Despite the impact of psychiatric disorders on clinical health, early-stage diagnosis remains a challenge. Machine learning studies have shown that classifiers tend to be overly narrow in the diagnosis prediction task. The overlap between conditions leads to high heterogeneity among participants that is not adequately captured by classification models. To address this issue, normative approaches have surged as an alternative method. By using a generative model to learn the distribution of healthy brain data patterns, we can identify the presence of pathologies as deviations or outliers from the distribution learned by the model.
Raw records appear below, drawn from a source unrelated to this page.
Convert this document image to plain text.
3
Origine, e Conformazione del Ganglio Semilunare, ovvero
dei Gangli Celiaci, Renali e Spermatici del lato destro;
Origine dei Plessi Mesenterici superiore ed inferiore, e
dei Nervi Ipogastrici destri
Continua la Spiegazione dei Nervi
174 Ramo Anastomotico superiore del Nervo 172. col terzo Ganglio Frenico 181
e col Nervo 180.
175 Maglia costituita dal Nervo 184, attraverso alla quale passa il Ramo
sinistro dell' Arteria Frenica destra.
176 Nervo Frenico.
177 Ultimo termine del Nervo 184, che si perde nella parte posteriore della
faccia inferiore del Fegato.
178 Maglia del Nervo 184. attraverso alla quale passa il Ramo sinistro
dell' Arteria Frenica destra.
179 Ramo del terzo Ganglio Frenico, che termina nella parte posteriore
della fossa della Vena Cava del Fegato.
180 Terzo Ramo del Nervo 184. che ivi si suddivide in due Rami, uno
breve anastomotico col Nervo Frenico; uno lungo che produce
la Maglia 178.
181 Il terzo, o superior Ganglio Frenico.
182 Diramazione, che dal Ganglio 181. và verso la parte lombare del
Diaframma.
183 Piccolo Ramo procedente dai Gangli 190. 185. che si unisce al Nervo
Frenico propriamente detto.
In particular, deep generative models showed great results as normative models to identify neurological lesions in the brain. However, unlike most neurological lesions, psychiatric disorders present subtle changes widespread in several brain regions, making these alterations challenging to identify. In this work, we evaluate the performance of transformer-based normative models to detect subtle brain changes expressed in adolescents and young adults. We trained our model on 3D MRI scans of neurotypical individuals (N=1,765). Then, we obtained the likelihood of neurotypical controls and psychiatric patients with early-stage schizophrenia from an independent dataset (N=93) from the Human Connectome Project. Using the predicted likelihood of the scans as a proxy for a normative score, we obtained an AUROC of 0.82 when assessing the difference between controls and individuals with early-stage schizophrenia. Our approach surpassed recent normative methods based on brain age and Gaussian Process, showing the promising use of deep generative models to help in individualised analyses.